The area surrounding Willis' former kingdom is now home to two very disparate realities. The Cleveland Clinic and University Circle, recently voted by USA Today as the top arts district in the country, both attract big money from philanthropic institutions and top donors. Yet even though it houses elite institutions, Cleveland became the "poorest big city in America" in 2019, according to census data. The median household income is about $31,000, and nearly 33 percent of residents experience poverty.
NBC News has reached out to the Cleveland Clinic for comment.
At the height of Willis' success, Cleveland had already started to splinter into two cities, said Mark Souther, a professor of history at Cleveland State University. Following an uprising in the predominantly Black neighborhood of Hough, Willis moved in on property that had been abandoned by its previous owners. He soon became one of the wealthiest Black entrepreneurs and one of the largest Black employers in the region, posing a threat to the established order.
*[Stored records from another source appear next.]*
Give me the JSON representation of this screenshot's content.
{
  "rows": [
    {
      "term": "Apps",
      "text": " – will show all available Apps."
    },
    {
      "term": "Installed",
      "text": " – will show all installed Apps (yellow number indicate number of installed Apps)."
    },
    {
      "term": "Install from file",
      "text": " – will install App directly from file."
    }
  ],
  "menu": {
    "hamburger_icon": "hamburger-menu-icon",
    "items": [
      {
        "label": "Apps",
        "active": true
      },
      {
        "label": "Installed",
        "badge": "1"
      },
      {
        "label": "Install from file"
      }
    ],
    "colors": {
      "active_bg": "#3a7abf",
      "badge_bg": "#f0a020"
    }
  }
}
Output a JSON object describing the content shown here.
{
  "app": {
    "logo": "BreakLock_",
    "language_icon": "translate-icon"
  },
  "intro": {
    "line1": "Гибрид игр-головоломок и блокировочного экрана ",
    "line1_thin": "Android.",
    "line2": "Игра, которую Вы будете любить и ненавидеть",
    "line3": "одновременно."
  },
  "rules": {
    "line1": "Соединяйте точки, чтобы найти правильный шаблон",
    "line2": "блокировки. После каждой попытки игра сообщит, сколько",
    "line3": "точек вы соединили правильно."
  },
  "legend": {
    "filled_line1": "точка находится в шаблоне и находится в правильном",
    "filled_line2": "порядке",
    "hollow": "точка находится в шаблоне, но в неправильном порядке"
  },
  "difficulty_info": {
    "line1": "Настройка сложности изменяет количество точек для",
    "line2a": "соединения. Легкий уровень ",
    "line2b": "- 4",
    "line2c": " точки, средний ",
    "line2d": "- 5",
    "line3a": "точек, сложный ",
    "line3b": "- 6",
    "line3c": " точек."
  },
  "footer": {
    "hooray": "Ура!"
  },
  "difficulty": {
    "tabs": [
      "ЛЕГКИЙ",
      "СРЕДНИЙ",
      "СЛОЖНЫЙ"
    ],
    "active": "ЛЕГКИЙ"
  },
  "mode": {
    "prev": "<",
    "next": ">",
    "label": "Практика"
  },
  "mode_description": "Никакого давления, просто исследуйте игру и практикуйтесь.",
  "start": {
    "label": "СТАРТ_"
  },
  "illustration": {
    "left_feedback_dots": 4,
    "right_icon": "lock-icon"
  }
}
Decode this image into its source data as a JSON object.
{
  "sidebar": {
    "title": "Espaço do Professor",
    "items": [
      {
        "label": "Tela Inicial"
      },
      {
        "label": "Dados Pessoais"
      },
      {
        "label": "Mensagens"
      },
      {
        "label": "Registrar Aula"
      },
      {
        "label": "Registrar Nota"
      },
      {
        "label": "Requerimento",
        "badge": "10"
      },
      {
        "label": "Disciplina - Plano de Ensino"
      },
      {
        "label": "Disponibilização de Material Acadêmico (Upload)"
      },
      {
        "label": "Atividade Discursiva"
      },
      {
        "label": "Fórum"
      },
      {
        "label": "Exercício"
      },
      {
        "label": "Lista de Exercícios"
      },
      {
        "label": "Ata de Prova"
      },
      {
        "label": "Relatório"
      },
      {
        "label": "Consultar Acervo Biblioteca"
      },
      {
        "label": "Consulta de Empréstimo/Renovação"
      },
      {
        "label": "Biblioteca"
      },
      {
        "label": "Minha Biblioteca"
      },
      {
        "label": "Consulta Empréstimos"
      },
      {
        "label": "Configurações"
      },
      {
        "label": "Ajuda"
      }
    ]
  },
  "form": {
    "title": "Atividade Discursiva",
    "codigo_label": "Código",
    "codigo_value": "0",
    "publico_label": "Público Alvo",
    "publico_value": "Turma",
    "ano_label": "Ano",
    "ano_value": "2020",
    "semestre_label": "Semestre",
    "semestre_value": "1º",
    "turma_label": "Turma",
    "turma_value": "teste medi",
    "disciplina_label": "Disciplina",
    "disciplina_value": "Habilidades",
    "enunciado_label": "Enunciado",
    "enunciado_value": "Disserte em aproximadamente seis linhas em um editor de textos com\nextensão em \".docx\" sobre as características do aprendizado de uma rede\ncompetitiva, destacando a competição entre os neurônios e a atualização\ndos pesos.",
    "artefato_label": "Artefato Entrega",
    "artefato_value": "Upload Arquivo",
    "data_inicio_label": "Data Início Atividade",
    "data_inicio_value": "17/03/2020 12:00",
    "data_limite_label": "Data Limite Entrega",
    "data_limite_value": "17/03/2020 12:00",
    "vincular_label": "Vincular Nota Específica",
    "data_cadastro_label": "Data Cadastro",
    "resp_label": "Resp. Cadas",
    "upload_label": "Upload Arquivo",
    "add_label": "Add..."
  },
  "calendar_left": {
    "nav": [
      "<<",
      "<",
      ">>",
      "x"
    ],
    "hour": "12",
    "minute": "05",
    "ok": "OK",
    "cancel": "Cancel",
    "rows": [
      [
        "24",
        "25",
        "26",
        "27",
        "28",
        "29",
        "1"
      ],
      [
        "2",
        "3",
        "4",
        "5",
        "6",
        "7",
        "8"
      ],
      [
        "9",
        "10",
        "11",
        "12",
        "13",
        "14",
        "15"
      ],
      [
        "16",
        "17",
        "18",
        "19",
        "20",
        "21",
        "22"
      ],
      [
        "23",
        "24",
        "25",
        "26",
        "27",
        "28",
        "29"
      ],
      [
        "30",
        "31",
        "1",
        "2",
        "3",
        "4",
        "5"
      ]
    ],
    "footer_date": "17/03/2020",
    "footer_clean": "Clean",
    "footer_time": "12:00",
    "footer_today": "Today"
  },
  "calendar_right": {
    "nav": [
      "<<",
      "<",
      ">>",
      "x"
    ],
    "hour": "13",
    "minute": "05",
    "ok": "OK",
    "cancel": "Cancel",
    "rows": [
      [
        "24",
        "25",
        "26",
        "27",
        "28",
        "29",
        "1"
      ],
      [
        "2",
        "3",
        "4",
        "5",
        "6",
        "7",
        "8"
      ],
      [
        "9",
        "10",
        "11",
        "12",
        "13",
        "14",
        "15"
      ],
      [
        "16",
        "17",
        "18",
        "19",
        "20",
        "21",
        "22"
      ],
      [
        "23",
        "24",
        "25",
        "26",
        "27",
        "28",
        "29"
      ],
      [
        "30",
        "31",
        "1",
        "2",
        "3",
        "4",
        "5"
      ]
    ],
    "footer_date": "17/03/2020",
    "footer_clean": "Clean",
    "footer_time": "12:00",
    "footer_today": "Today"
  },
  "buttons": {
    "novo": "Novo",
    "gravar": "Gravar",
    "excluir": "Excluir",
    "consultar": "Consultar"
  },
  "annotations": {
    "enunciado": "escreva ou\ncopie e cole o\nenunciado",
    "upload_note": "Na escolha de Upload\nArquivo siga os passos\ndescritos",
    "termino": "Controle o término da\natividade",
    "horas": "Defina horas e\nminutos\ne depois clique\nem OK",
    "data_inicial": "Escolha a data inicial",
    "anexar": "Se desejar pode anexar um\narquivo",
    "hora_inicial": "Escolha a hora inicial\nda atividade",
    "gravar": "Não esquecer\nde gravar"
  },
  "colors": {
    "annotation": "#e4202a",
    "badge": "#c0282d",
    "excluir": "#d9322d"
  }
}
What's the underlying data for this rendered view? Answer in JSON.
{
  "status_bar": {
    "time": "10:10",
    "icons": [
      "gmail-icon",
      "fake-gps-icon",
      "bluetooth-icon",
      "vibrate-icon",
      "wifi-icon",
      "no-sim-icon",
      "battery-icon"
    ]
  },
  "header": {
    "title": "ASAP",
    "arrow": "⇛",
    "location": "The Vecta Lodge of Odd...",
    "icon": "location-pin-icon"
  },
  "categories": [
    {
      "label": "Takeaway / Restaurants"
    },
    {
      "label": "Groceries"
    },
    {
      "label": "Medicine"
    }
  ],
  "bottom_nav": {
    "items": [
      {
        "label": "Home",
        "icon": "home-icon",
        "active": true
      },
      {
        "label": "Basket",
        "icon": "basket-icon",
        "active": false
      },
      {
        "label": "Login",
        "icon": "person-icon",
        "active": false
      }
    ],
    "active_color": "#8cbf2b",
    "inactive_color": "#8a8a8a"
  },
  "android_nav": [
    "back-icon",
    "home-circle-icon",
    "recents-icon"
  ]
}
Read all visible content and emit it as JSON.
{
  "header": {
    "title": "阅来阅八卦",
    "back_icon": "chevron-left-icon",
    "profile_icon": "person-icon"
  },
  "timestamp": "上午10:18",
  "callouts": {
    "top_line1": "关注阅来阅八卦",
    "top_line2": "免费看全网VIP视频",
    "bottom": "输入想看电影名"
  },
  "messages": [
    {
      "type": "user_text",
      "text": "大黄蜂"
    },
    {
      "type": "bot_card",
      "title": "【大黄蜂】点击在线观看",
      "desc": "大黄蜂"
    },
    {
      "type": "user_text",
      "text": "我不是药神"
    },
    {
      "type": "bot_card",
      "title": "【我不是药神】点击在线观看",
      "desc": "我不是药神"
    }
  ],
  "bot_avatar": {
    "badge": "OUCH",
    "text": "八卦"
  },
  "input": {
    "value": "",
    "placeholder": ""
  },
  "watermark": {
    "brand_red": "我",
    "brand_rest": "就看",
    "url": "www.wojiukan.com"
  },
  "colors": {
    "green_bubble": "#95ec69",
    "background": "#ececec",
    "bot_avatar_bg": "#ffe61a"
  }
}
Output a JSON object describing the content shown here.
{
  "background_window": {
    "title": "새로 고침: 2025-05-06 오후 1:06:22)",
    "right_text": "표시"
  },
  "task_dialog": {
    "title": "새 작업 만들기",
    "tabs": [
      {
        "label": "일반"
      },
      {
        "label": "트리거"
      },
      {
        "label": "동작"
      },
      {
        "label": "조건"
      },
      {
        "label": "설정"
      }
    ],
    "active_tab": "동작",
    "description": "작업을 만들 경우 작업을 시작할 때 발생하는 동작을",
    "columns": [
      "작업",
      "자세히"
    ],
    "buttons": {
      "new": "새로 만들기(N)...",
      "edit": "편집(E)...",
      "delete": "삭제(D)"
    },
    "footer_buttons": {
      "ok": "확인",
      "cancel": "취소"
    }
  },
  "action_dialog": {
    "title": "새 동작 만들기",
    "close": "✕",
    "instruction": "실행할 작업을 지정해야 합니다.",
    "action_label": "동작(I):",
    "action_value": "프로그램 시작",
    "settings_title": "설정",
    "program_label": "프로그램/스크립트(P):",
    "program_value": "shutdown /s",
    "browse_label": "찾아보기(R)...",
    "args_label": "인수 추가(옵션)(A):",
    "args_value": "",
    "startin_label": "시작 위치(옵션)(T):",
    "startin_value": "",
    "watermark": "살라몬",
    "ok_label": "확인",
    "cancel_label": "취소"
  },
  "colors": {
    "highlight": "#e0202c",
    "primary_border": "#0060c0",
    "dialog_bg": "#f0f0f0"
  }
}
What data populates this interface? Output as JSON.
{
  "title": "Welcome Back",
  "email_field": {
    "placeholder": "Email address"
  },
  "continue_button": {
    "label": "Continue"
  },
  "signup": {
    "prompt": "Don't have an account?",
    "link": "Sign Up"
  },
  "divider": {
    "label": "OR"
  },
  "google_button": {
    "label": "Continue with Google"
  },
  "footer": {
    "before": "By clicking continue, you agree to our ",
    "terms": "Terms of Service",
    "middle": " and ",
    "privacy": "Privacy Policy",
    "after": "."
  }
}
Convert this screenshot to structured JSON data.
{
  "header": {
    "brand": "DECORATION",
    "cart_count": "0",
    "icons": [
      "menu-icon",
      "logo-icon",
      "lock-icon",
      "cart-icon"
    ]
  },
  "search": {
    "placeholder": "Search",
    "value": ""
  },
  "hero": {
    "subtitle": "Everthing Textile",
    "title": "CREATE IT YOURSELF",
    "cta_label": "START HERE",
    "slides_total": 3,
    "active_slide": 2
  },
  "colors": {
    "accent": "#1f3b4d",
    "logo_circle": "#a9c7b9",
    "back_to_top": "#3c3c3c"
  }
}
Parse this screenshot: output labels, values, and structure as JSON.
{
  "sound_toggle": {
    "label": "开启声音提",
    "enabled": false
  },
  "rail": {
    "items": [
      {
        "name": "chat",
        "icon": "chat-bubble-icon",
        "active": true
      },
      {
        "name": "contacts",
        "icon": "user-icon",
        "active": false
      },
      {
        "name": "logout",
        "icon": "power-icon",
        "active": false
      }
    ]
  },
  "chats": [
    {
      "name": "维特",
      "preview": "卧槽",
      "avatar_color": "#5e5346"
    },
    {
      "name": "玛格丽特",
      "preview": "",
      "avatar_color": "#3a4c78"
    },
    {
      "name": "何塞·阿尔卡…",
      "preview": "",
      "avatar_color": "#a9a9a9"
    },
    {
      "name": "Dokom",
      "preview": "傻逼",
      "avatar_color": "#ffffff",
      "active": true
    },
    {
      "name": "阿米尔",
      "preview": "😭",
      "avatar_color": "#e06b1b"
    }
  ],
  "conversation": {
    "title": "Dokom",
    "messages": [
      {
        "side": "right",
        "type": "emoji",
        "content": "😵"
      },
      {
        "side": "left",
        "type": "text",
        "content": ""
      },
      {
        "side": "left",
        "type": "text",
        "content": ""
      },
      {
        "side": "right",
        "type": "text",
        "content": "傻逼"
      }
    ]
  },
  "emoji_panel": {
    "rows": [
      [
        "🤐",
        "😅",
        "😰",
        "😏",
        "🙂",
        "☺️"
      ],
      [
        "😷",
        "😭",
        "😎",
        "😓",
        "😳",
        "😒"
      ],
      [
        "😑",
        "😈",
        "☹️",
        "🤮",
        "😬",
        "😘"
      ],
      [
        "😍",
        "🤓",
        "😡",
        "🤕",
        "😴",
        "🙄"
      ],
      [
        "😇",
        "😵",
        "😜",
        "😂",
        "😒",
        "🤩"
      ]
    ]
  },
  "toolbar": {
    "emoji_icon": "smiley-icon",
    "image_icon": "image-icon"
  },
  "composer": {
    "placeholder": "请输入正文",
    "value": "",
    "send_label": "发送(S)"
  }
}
"Although whites moved to the suburbs, they still continued to want to have their cake and eat it, too," Souther said. "He was provocative, to say the least."
As Willis’ fortune increased, so did the harassment, his sister said. He received death threats and kidnapping threats against his children, and there were “several attempts on his life,” according to Carrasco. Menacing phone calls and racial slurs were just the beginning. Two years after the Jazz Temple opened, it was destroyed in a bombing.
His later businesses were plagued by unscheduled inspections, raids and accusations of fraud and housing violations, Carrasco said. Despite the harassment, Willis persisted in expanding his empire.
He was eventually reduced to “abject poverty” after his two dozen businesses were seized amid allegations of tax violations and debts of thousands of dollars on utility bills. He repeatedly fought the claims, waging court battle after court battle and ultimately losing.
He was arrested in 1982 for writing a bad check and spent 10 days in solitary confinement, Carrasco said. While he was in jail, Willis' empire crumbled. He lost control of his final Cleveland property in 2000.
"'Fearless' is the main word I use in describing him," Carrasco said. "He was not the first Black person to have his property stolen. He was the first Black person to fight back."
Carrasco has been writing the story of her brother for more than 30 years. She has spent much of that time closely monitoring Willis' legal battles and poring over news clippings, court documents and other family records to tell the bigger picture of what happened to his once-booming empire.
It wasn't until George Floyd's death in May 2020 and the subsequent racial reckoning that swept the country, including a movement to return Bruce's Beach, that Carrasco found an ally in Ward. Together, they hope to honor Willis' legacy and raise awareness about land they say was unfairly taken.
"I really don't care about the financial aspect," Carrasco said. "I want to expose what these people have done."